Asked if this would be a “massively prohibitive factor” to growth, Handcock replied: “Absolutely. And we think it’s going to be specifically prohibitive towards the long haul market. So in the coming 12 months we think that because of those ticket prices, people will limit their travel to intra-regional.
“In fact, the Chinese travel agents are saying that Southeast Asia is the top destination; it’s not the long haul to North America and Europe. The beneficiaries will be the Hong Kongs, the Koreas, the Japans, the Thailands and Singapores. A big reason for that is lack of capacity and those ticket prices.”
Handcock identified India as where Collinson is seeing the strongest growth for its airport lounge business, with the market already exceeding pre-COVID levels.
“The United States is doing extremely well for us and our home market of the UK is doing well,” he said. “But the one that’s overachieving all markets right now is India, which I think is promising. India and China have had very similar travel trends in the past. So to see that the India market has more than recovered, it bodes well for China as we look forward to the next 12 to 18 months.”
Todd Handcock: Return of outbound Chinese travellers an industry game-changer
As we have reported on our website, Chinese and international media have been covering the reopening extensively in recent weeks.
On 8 January itself, powerful Chinese state media Global Times reported that order numbers for international flights recorded +628% year-on-year growth, the highest since March 2020 (citing data from online travel agency LY.com).
Global Times also highlighted the surge in planned international passenger routes among leading Chinese airlines, and the “surging vitality” of China’s civil aviation industry. This includes a strong recovery rate of flight numbers between Beijing and Sanya, epicentre of the offshore duty free business.

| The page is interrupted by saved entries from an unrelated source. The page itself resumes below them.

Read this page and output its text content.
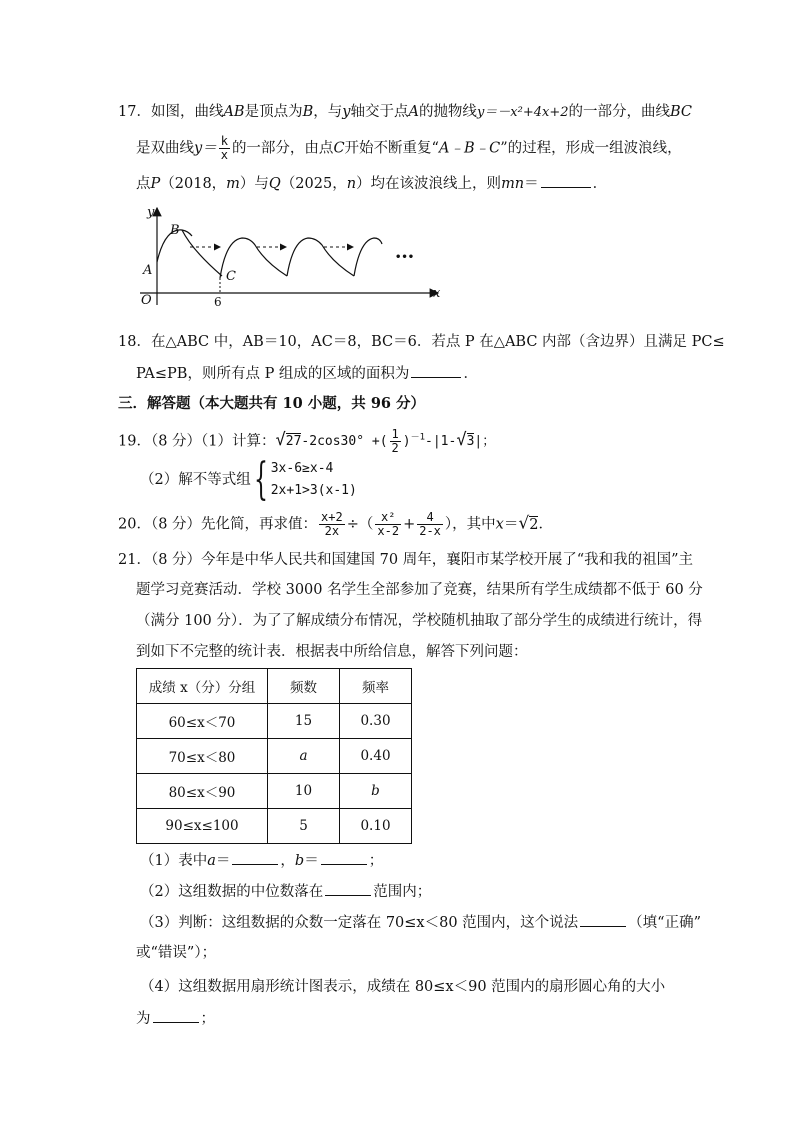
17．如图，曲线AB是顶点为B，与y轴交于点A的抛物线y＝－x²+4x+2的一部分，曲线BC
是双曲线$y= \frac{k}{x}$ 的一部分，由点C开始不断重复“A﹣B﹣C”的过程，形成一组波浪线，
点P（2018，m）与Q（2025，n）均在该波浪线上，则mn＝	．
y
x
O
A
B
C
6
•••
18．在△ABC 中，AB＝10，AC＝8，BC＝6．若点 P 在△ABC 内部（含边界）且满足 PC≤
PA≤PB，则所有点 P 组成的区域的面积为	．
三．解答题（本大题共有 10 小题，共 96 分）
19．（8 分）（1）计算：√27-2cos30° +( $\frac{1}{2} )^{-1}-|1-√3|$；
（2）解不等式组{ 3x-6≥x-4
2x+1>3(x-1)
20．（8 分）先化简，再求值： $\frac{x+2}{2x}$ ÷（ $\frac{\text{x²}}{x-2} + \frac{4}{2-x}$ ），其中x＝√2．
21．（8 分）今年是中华人民共和国建国 70 周年，襄阳市某学校开展了“我和我的祖国”主
题学习竞赛活动．学校 3000 名学生全部参加了竞赛，结果所有学生成绩都不低于 60 分
（满分 100 分）．为了了解成绩分布情况，学校随机抽取了部分学生的成绩进行统计，得
到如下不完整的统计表．根据表中所给信息，解答下列问题：
成绩 x（分）分组	频数	频率
60≤x＜70	15	0.30
70≤x＜80	a	0.40
80≤x＜90	10	b
90≤x≤100	5	0.10
（1）表中a＝	，b＝	；
（2）这组数据的中位数落在	范围内；
（3）判断：这组数据的众数一定落在 70≤x＜80 范围内，这个说法	（填“正确”
或“错误”）；
（4）这组数据用扇形统计图表示，成绩在 80≤x＜90 范围内的扇形圆心角的大小
为	；
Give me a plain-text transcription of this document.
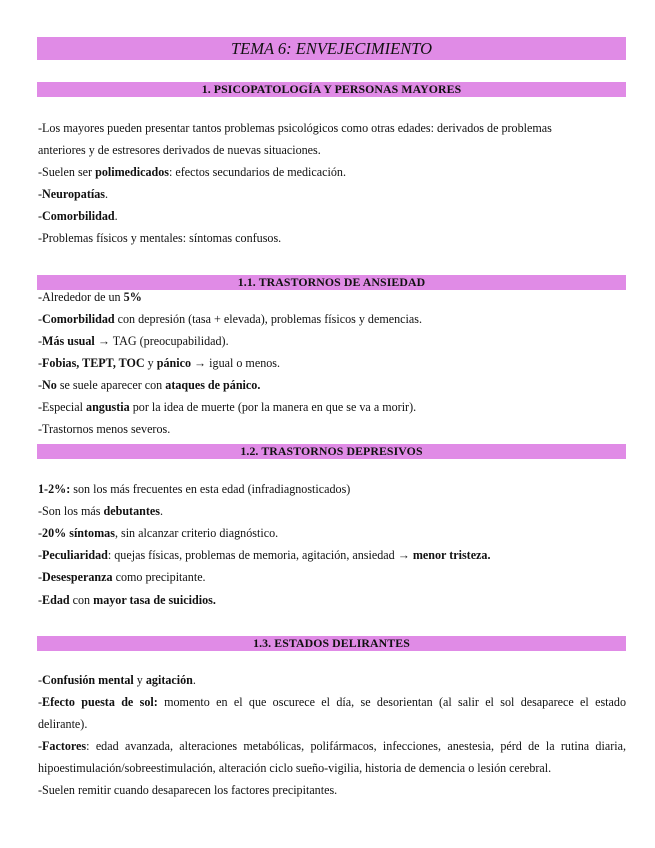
TEMA 6: ENVEJECIMIENTO
1. PSICOPATOLOGÍA Y PERSONAS MAYORES
-Los mayores pueden presentar tantos problemas psicológicos como otras edades: derivados de problemas
anteriores y de estresores derivados de nuevas situaciones.
-Suelen ser polimedicados: efectos secundarios de medicación.
-Neuropatías.
-Comorbilidad.
-Problemas físicos y mentales: síntomas confusos.
1.1. TRASTORNOS DE ANSIEDAD
-Alrededor de un 5%
-Comorbilidad con depresión (tasa + elevada), problemas físicos y demencias.
-Más usual → TAG (preocupabilidad).
-Fobias, TEPT, TOC y pánico → igual o menos.
-No se suele aparecer con ataques de pánico.
-Especial angustia por la idea de muerte (por la manera en que se va a morir).
-Trastornos menos severos.
1.2. TRASTORNOS DEPRESIVOS
1-2%: son los más frecuentes en esta edad (infradiagnosticados)
-Son los más debutantes.
-20% síntomas, sin alcanzar criterio diagnóstico.
-Peculiaridad: quejas físicas, problemas de memoria, agitación, ansiedad → menor tristeza.
-Desesperanza como precipitante.
-Edad con mayor tasa de suicidios.
1.3. ESTADOS DELIRANTES
-Confusión mental y agitación.
-Efecto puesta de sol: momento en el que oscurece el día, se desorientan (al salir el sol desaparece el estado
delirante).
-Factores: edad avanzada, alteraciones metabólicas, polifármacos, infecciones, anestesia, pérd de la rutina diaria,
hipoestimulación/sobreestimulación, alteración ciclo sueño-vigilia, historia de demencia o lesión cerebral.
-Suelen remitir cuando desaparecen los factores precipitantes.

Quoting Trip.Com Group Head of Media and Executive Communications Wendy Min, CNN said that the most popular destinations in the early 2023 Chinese travel wave are Singapore, South Korea, Hong Kong, Japan and Thailand. For long-haul destinations, the US, UK and Australia lead the pack.
China Outbound Tourism Research Institute (COTRI) CEO Dr. Wolfgang Georg Arlt told CNN that Q1 will be almost exclusively urgent non-leisure travel, including business trips, family reunions, student travel or healthcare needs.

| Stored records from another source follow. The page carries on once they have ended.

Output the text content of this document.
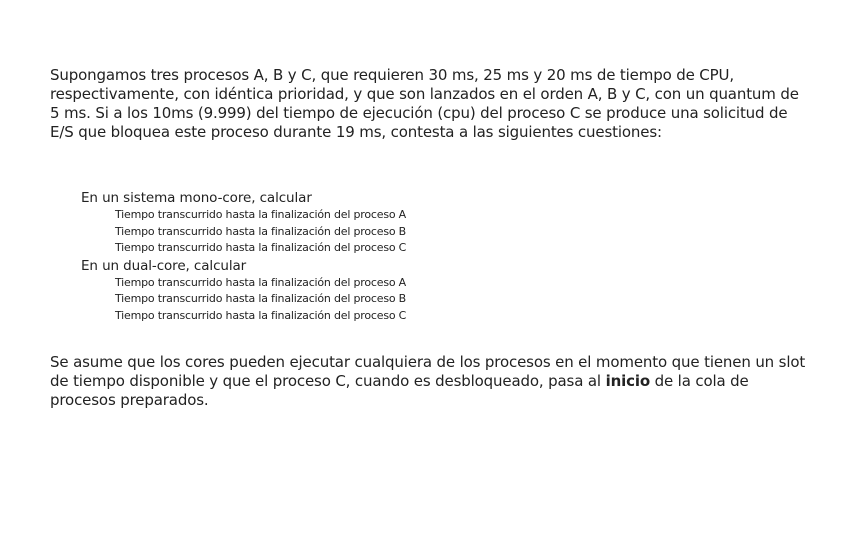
Supongamos tres procesos A, B y C, que requieren 30 ms, 25 ms y 20 ms de tiempo de CPU, respectivamente, con idéntica prioridad, y que son lanzados en el orden A, B y C, con un quantum de 5 ms. Si a los 10ms (9.999) del tiempo de ejecución (cpu) del proceso C se produce una solicitud de E/S que bloquea este proceso durante 19 ms, contesta a las siguientes cuestiones:
En un sistema mono-core, calcular
Tiempo transcurrido hasta la finalización del proceso A
Tiempo transcurrido hasta la finalización del proceso B
Tiempo transcurrido hasta la finalización del proceso C
En un dual-core, calcular
Tiempo transcurrido hasta la finalización del proceso A
Tiempo transcurrido hasta la finalización del proceso B
Tiempo transcurrido hasta la finalización del proceso C
Se asume que los cores pueden ejecutar cualquiera de los procesos en el momento que tienen un slot de tiempo disponible y que el proceso C, cuando es desbloqueado, pasa al inicio de la cola de procesos preparados.
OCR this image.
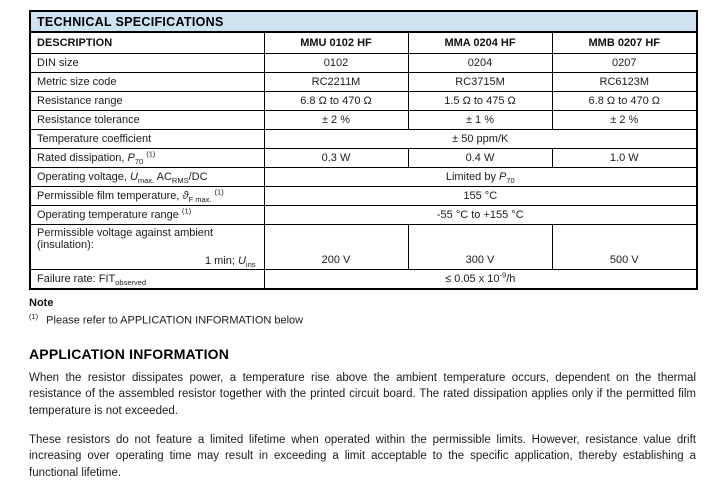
TECHNICAL SPECIFICATIONS			
DESCRIPTION	MMU 0102 HF	MMA 0204 HF	MMB 0207 HF
DIN size	0102	0204	0207
Metric size code	RC2211M	RC3715M	RC6123M
Resistance range	6.8 Ω to 470 Ω	1.5 Ω to 475 Ω	6.8 Ω to 470 Ω
Resistance tolerance	± 2 %	± 1 %	± 2 %
Temperature coefficient	± 50 ppm/K		
Rated dissipation, $P_{70}$ $^{(1)}$	0.3 W	0.4 W	1.0 W
Operating voltage, $U_{max.}$ $AC_{RMS}/DC$	Limited by $P_{70}$
Permissible film temperature, $ϑ_{F max.}$ $^{(1)}$	155 °C		
Operating temperature range $^{(1)}$	-55 °C to +155 °C		

Permissible voltage against ambient (insulation):
1 min; $U_{ins}$	200 V	300 V	500 V
Failure rate: $FIT_{observed}$	≤ 0.05 x $10^{-9}/h$		
Note
$^{(1)}$ Please refer to APPLICATION INFORMATION below
APPLICATION INFORMATION

When the resistor dissipates power, a temperature rise above the ambient temperature occurs, dependent on the thermal resistance of the assembled resistor together with the printed circuit board. The rated dissipation applies only if the permitted film temperature is not exceeded.

These resistors do not feature a limited lifetime when operated within the permissible limits. However, resistance value drift increasing over operating time may result in exceeding a limit acceptable to the specific application, thereby establishing a functional lifetime.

COTRI said that the total outbound number, including Hong Kong and Macau, could reach 115 million in 2023. Arlt said that leisure travel will start to pick up in Q2 as passport and visa approval processes quicken, and more flights have resumed.
Dragon Trail International Director of Marketing and Communications Sienna Parulis-Cook observed in the same report: “The destinations that were popular before the pandemic are likely to resume their popularity when China reopens. The Chinese travel industry, and Dragon Trail, definitely expect destinations in Greater China (Hong Kong and Macau), Southeast, and East Asia to recover first.
“They’re the closest to China, they have the most-recovered flight connectivity so far, and they are likely to seem safest and easiest for a first post-Covid outbound trip.”